Hello. I need to implement some custom op on feature map such as filter. However with pytorch built-in function the implementation have to stack some op which make it memory inefficient. Therefore, I want to using c++ and cuda to write a custom functional. Can anyone give me a hint about the pipeline of customize functional using c++?
Or can I manipulate the tensor or variable in c++? I need to write cuda code using c++.

You can find an example on how to write C/CUDA code that interfaces with pytorch here.

An example in a project can be found in this Faster R-CNN project

I just read the c source code in the src directory. I found that it is invoking functions in <THC/THC.h>. I wonder weather I can manipulate the tensor using cuda parallel programming, because I need to implement a fiter over feature, using im2col in tensor operation take up too much gpu memory. If I can manipulate the tensor using cuda parallel programming, them I can implement the filter operation efficiently.Thanks!

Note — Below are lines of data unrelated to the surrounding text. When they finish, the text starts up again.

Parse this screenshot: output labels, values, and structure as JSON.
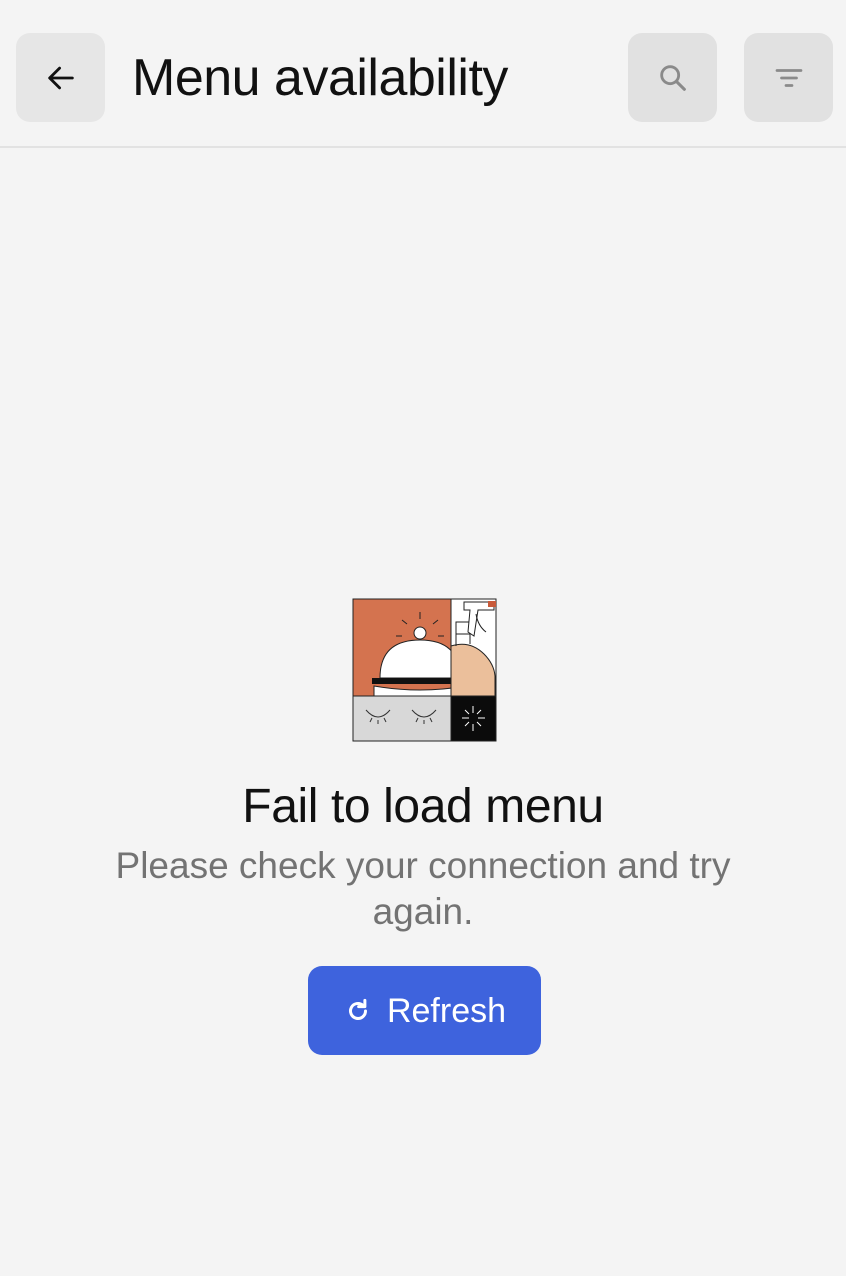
{
  "header": {
    "title": "Menu availability",
    "back_icon": "arrow-left-icon",
    "search_icon": "search-icon",
    "filter_icon": "filter-icon"
  },
  "empty_state": {
    "illustration": "service-bell-cleaning-illustration",
    "title": "Fail to load menu",
    "message": "Please check your connection and try again.",
    "refresh_label": "Refresh",
    "refresh_icon": "refresh-icon"
  },
  "colors": {
    "background": "#f4f4f4",
    "primary": "#3e63dd",
    "icon_button": "#e6e6e6",
    "muted_text": "#737373",
    "illustration_orange": "#d4734f",
    "illustration_peach": "#ebbf9b"
  }
}
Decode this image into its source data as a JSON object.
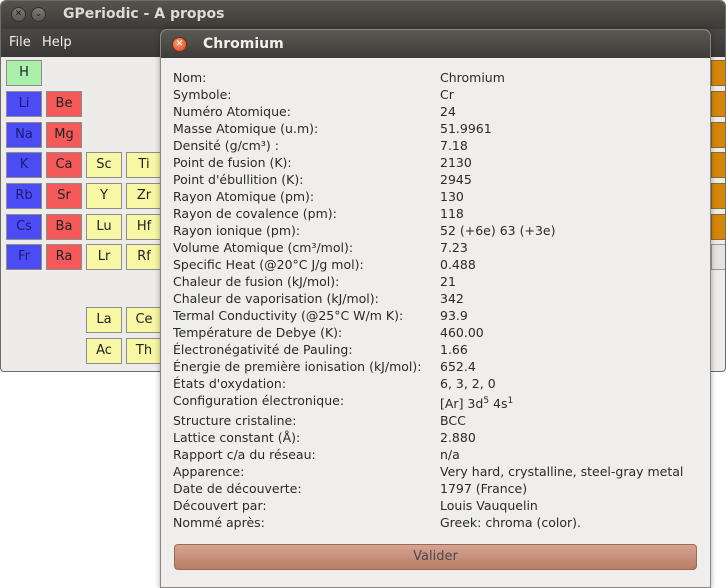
{
  "window": {
    "title": "GPeriodic - A propos"
  },
  "menubar": {
    "items": [
      "File",
      "Help"
    ]
  },
  "elements": [
    {
      "symbol": "H",
      "group": "g0"
    },
    {
      "symbol": "Li",
      "group": "g1"
    },
    {
      "symbol": "Be",
      "group": "g2"
    },
    {
      "symbol": "Na",
      "group": "g1"
    },
    {
      "symbol": "Mg",
      "group": "g2"
    },
    {
      "symbol": "K",
      "group": "g1"
    },
    {
      "symbol": "Ca",
      "group": "g2"
    },
    {
      "symbol": "Sc",
      "group": "g3"
    },
    {
      "symbol": "Ti",
      "group": "g3"
    },
    {
      "symbol": "Rb",
      "group": "g1"
    },
    {
      "symbol": "Sr",
      "group": "g2"
    },
    {
      "symbol": "Y",
      "group": "g3"
    },
    {
      "symbol": "Zr",
      "group": "g3"
    },
    {
      "symbol": "Cs",
      "group": "g1"
    },
    {
      "symbol": "Ba",
      "group": "g2"
    },
    {
      "symbol": "Lu",
      "group": "g3"
    },
    {
      "symbol": "Hf",
      "group": "g3"
    },
    {
      "symbol": "Fr",
      "group": "g1"
    },
    {
      "symbol": "Ra",
      "group": "g2"
    },
    {
      "symbol": "Lr",
      "group": "g3"
    },
    {
      "symbol": "Rf",
      "group": "g3"
    },
    {
      "symbol": "La",
      "group": "g3"
    },
    {
      "symbol": "Ce",
      "group": "g3"
    },
    {
      "symbol": "Ac",
      "group": "g3"
    },
    {
      "symbol": "Th",
      "group": "g3"
    }
  ],
  "dialog": {
    "title": "Chromium",
    "properties": [
      {
        "label": "Nom:",
        "value": "Chromium"
      },
      {
        "label": "Symbole:",
        "value": "Cr"
      },
      {
        "label": "Numéro Atomique:",
        "value": "24"
      },
      {
        "label": "Masse Atomique (u.m):",
        "value": "51.9961"
      },
      {
        "label": "Densité (g/cm³) :",
        "value": "7.18"
      },
      {
        "label": "Point de fusion (K):",
        "value": "2130"
      },
      {
        "label": "Point d'ébullition (K):",
        "value": "2945"
      },
      {
        "label": "Rayon Atomique (pm):",
        "value": "130"
      },
      {
        "label": "Rayon de covalence (pm):",
        "value": "118"
      },
      {
        "label": "Rayon ionique (pm):",
        "value": "52 (+6e) 63 (+3e)"
      },
      {
        "label": "Volume Atomique (cm³/mol):",
        "value": "7.23"
      },
      {
        "label": "Specific Heat (@20°C J/g mol):",
        "value": "0.488"
      },
      {
        "label": "Chaleur de fusion (kJ/mol):",
        "value": "21"
      },
      {
        "label": "Chaleur de vaporisation (kJ/mol):",
        "value": "342"
      },
      {
        "label": "Termal Conductivity (@25°C W/m K):",
        "value": "93.9"
      },
      {
        "label": "Température de Debye (K):",
        "value": "460.00"
      },
      {
        "label": "Électronégativité de Pauling:",
        "value": "1.66"
      },
      {
        "label": "Énergie de première ionisation (kJ/mol):",
        "value": "652.4"
      },
      {
        "label": "États d'oxydation:",
        "value": "6, 3, 2, 0"
      },
      {
        "label": "Configuration électronique:",
        "value": "",
        "config": {
          "base": "[Ar] 3d",
          "sup1": "5",
          "mid": " 4s",
          "sup2": "1"
        }
      },
      {
        "label": "Structure cristaline:",
        "value": "BCC"
      },
      {
        "label": "Lattice constant (Å):",
        "value": "2.880"
      },
      {
        "label": "Rapport c/a du réseau:",
        "value": "n/a"
      },
      {
        "label": "Apparence:",
        "value": "Very hard, crystalline, steel-gray metal"
      },
      {
        "label": "Date de découverte:",
        "value": "1797 (France)"
      },
      {
        "label": "Découvert par:",
        "value": "Louis Vauquelin"
      },
      {
        "label": "Nommé après:",
        "value": "Greek: chroma (color)."
      }
    ],
    "valider_label": "Valider"
  },
  "icons": {
    "close": "close-icon",
    "minimize": "minimize-icon"
  },
  "colors": {
    "alkali": "#4c4cf5",
    "alkaline_earth": "#f55a5a",
    "transition": "#f8f7a6",
    "nonmetal": "#aaf0aa",
    "valider": "#c48a74"
  }
}
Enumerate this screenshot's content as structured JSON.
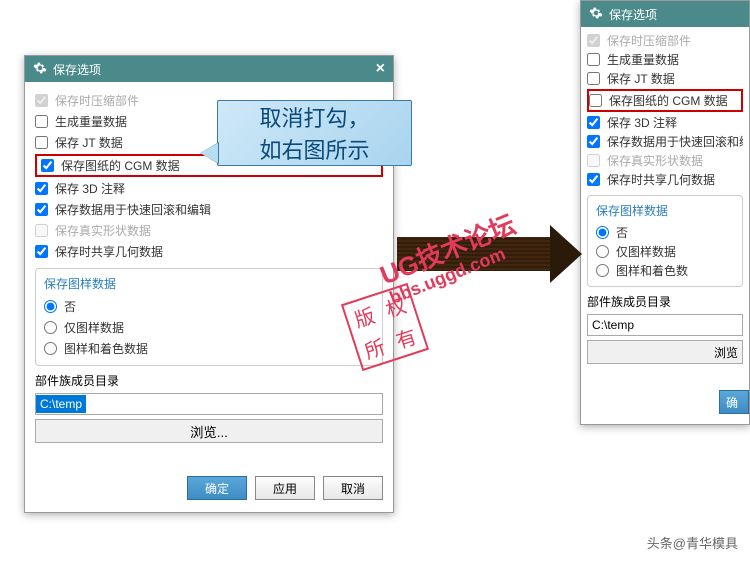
{
  "dialog": {
    "title": "保存选项",
    "opts": {
      "compress": "保存时压缩部件",
      "gen_weight": "生成重量数据",
      "save_jt": "保存 JT 数据",
      "save_cgm": "保存图纸的 CGM 数据",
      "save_3d": "保存 3D 注释",
      "fast_rollback": "保存数据用于快速回滚和编辑",
      "real_shape": "保存真实形状数据",
      "share_geom": "保存时共享几何数据"
    },
    "pattern_group": {
      "title": "保存图样数据",
      "opt_no": "否",
      "opt_pattern": "仅图样数据",
      "opt_color": "图样和着色数据"
    },
    "member_dir_label": "部件族成员目录",
    "path_value": "C:\\temp",
    "browse": "浏览...",
    "browse_partial": "浏览",
    "ok": "确定",
    "ok_partial": "确",
    "apply": "应用",
    "cancel": "取消"
  },
  "callout": {
    "line1": "取消打勾，",
    "line2": "如右图所示"
  },
  "right_variant": {
    "pattern_color": "图样和着色数"
  },
  "watermark": {
    "main": "UG技术论坛",
    "sub": "bbs.uggd.com",
    "stamp_tl": "版",
    "stamp_tr": "权",
    "stamp_bl": "所",
    "stamp_br": "有"
  },
  "credit": "头条@青华模具"
}
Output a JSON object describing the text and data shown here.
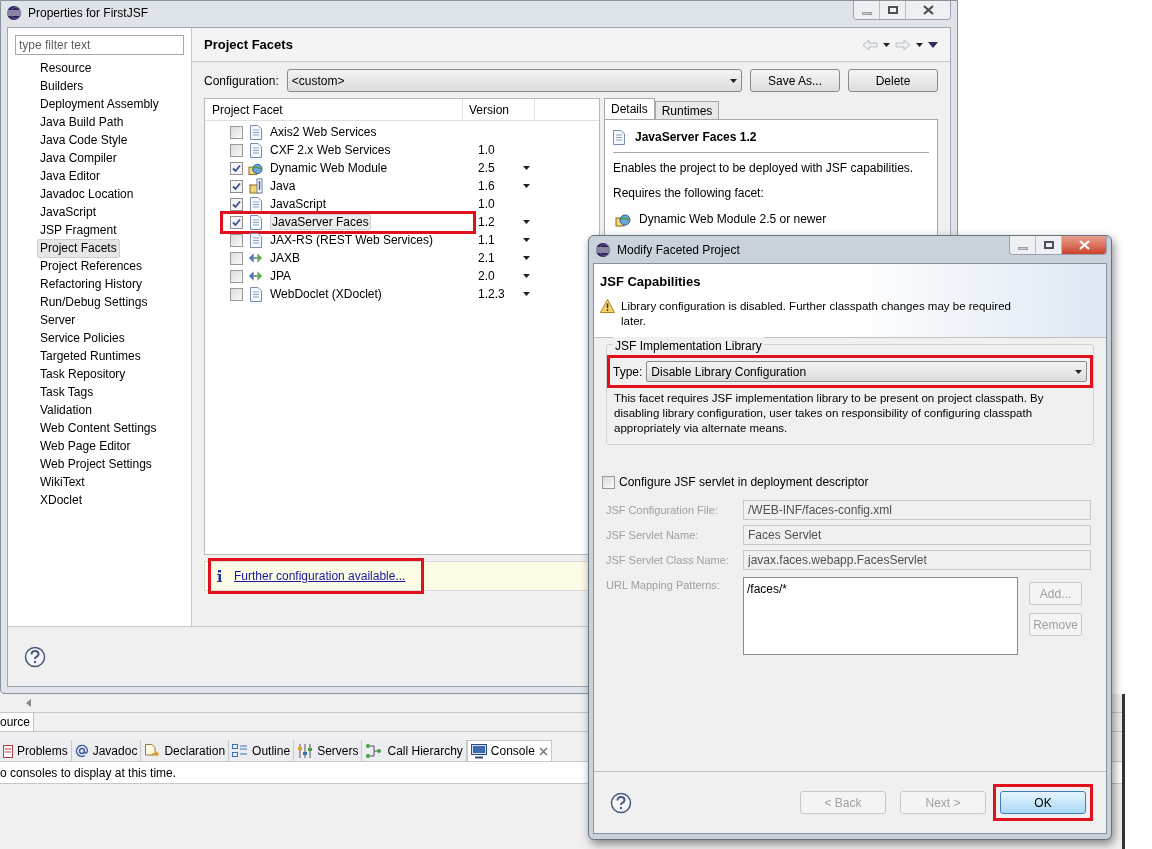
{
  "window": {
    "title": "Properties for FirstJSF"
  },
  "filter": {
    "placeholder": "type filter text"
  },
  "sidebar": {
    "items": [
      {
        "label": "Resource",
        "selected": false
      },
      {
        "label": "Builders",
        "selected": false
      },
      {
        "label": "Deployment Assembly",
        "selected": false
      },
      {
        "label": "Java Build Path",
        "selected": false
      },
      {
        "label": "Java Code Style",
        "selected": false
      },
      {
        "label": "Java Compiler",
        "selected": false
      },
      {
        "label": "Java Editor",
        "selected": false
      },
      {
        "label": "Javadoc Location",
        "selected": false
      },
      {
        "label": "JavaScript",
        "selected": false
      },
      {
        "label": "JSP Fragment",
        "selected": false
      },
      {
        "label": "Project Facets",
        "selected": true
      },
      {
        "label": "Project References",
        "selected": false
      },
      {
        "label": "Refactoring History",
        "selected": false
      },
      {
        "label": "Run/Debug Settings",
        "selected": false
      },
      {
        "label": "Server",
        "selected": false
      },
      {
        "label": "Service Policies",
        "selected": false
      },
      {
        "label": "Targeted Runtimes",
        "selected": false
      },
      {
        "label": "Task Repository",
        "selected": false
      },
      {
        "label": "Task Tags",
        "selected": false
      },
      {
        "label": "Validation",
        "selected": false
      },
      {
        "label": "Web Content Settings",
        "selected": false
      },
      {
        "label": "Web Page Editor",
        "selected": false
      },
      {
        "label": "Web Project Settings",
        "selected": false
      },
      {
        "label": "WikiText",
        "selected": false
      },
      {
        "label": "XDoclet",
        "selected": false
      }
    ]
  },
  "page": {
    "title": "Project Facets",
    "configuration_label": "Configuration:",
    "configuration_value": "<custom>",
    "buttons": [
      "Save As...",
      "Delete"
    ]
  },
  "facets_table": {
    "columns": [
      "Project Facet",
      "Version"
    ],
    "rows": [
      {
        "name": "Axis2 Web Services",
        "kind": "document",
        "checked": false,
        "has_dropdown": false,
        "selected": false,
        "highlighted": false
      },
      {
        "name": "CXF 2.x Web Services",
        "version": "1.0",
        "kind": "document",
        "checked": false,
        "has_dropdown": false,
        "selected": false,
        "highlighted": false
      },
      {
        "name": "Dynamic Web Module",
        "version": "2.5",
        "kind": "module",
        "checked": true,
        "has_dropdown": true,
        "selected": false,
        "highlighted": false
      },
      {
        "name": "Java",
        "version": "1.6",
        "kind": "library",
        "checked": true,
        "has_dropdown": true,
        "selected": false,
        "highlighted": false
      },
      {
        "name": "JavaScript",
        "version": "1.0",
        "kind": "document",
        "checked": true,
        "has_dropdown": false,
        "selected": false,
        "highlighted": false
      },
      {
        "name": "JavaServer Faces",
        "version": "1.2",
        "kind": "document",
        "checked": true,
        "has_dropdown": true,
        "selected": true,
        "highlighted": true
      },
      {
        "name": "JAX-RS (REST Web Services)",
        "version": "1.1",
        "kind": "document",
        "checked": false,
        "has_dropdown": true,
        "selected": false,
        "highlighted": false
      },
      {
        "name": "JAXB",
        "version": "2.1",
        "kind": "binding",
        "checked": false,
        "has_dropdown": true,
        "selected": false,
        "highlighted": false
      },
      {
        "name": "JPA",
        "version": "2.0",
        "kind": "binding",
        "checked": false,
        "has_dropdown": true,
        "selected": false,
        "highlighted": false
      },
      {
        "name": "WebDoclet (XDoclet)",
        "version": "1.2.3",
        "kind": "document",
        "checked": false,
        "has_dropdown": true,
        "selected": false,
        "highlighted": false
      }
    ]
  },
  "details": {
    "tabs": [
      {
        "label": "Details",
        "selected": true
      },
      {
        "label": "Runtimes",
        "selected": false
      }
    ],
    "title": "JavaServer Faces 1.2",
    "description": "Enables the project to be deployed with JSF capabilities.",
    "requires_label": "Requires the following facet:",
    "requirements": [
      "Dynamic Web Module 2.5 or newer"
    ]
  },
  "info_bar": {
    "link": "Further configuration available...",
    "highlighted": true
  },
  "workbench": {
    "editor_tab": "ource",
    "views": [
      {
        "label": "Problems",
        "selected": false
      },
      {
        "label": "Javadoc",
        "selected": false
      },
      {
        "label": "Declaration",
        "selected": false
      },
      {
        "label": "Outline",
        "selected": false
      },
      {
        "label": "Servers",
        "selected": false
      },
      {
        "label": "Call Hierarchy",
        "selected": false
      },
      {
        "label": "Console",
        "selected": true
      }
    ],
    "console_message": "o consoles to display at this time."
  },
  "dialog": {
    "title": "Modify Faceted Project",
    "heading": "JSF Capabilities",
    "message": "Library configuration is disabled. Further classpath changes may be required later.",
    "group": {
      "label": "JSF Implementation Library",
      "type_label": "Type:",
      "type_value": "Disable Library Configuration",
      "highlighted": true,
      "description": "This facet requires JSF implementation library to be present on project classpath. By disabling library configuration, user takes on responsibility of configuring classpath appropriately via alternate means."
    },
    "servlet_checkbox": {
      "label": "Configure JSF servlet in deployment descriptor",
      "checked": false
    },
    "fields": [
      {
        "label": "JSF Configuration File:",
        "value": "/WEB-INF/faces-config.xml",
        "disabled": true
      },
      {
        "label": "JSF Servlet Name:",
        "value": "Faces Servlet",
        "disabled": true
      },
      {
        "label": "JSF Servlet Class Name:",
        "value": "javax.faces.webapp.FacesServlet",
        "disabled": true
      }
    ],
    "url_patterns": {
      "label": "URL Mapping Patterns:",
      "items": [
        "/faces/*"
      ],
      "disabled": true
    },
    "side_buttons": [
      {
        "label": "Add...",
        "disabled": true
      },
      {
        "label": "Remove",
        "disabled": true
      }
    ],
    "buttons": [
      {
        "label": "< Back",
        "disabled": true,
        "default": false,
        "highlighted": false
      },
      {
        "label": "Next >",
        "disabled": true,
        "default": false,
        "highlighted": false
      },
      {
        "label": "OK",
        "disabled": false,
        "default": true,
        "highlighted": true
      }
    ]
  }
}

I have another question. In the c code backward function, it only return one tensor. Why not return two tensor as the add functional have two tensor as input? Thanks!

Yes, you can use arbitrary cuda code, check for example the Faster R-CNN code I sent you, they define CUDA kernels in there, and you can use thrust or any other CUDA library you want (because you can get pointers to the underlying cuda memory).

The add function is just an example, and is there mostly to illustrate how to use cffi with pytorch

Hi. I’ve implement my function in pytorch with cuda. Can I profile the function using nvvp with pytorch? Or I have to write the code to timing the program manually?

you can use nvvp and it will work.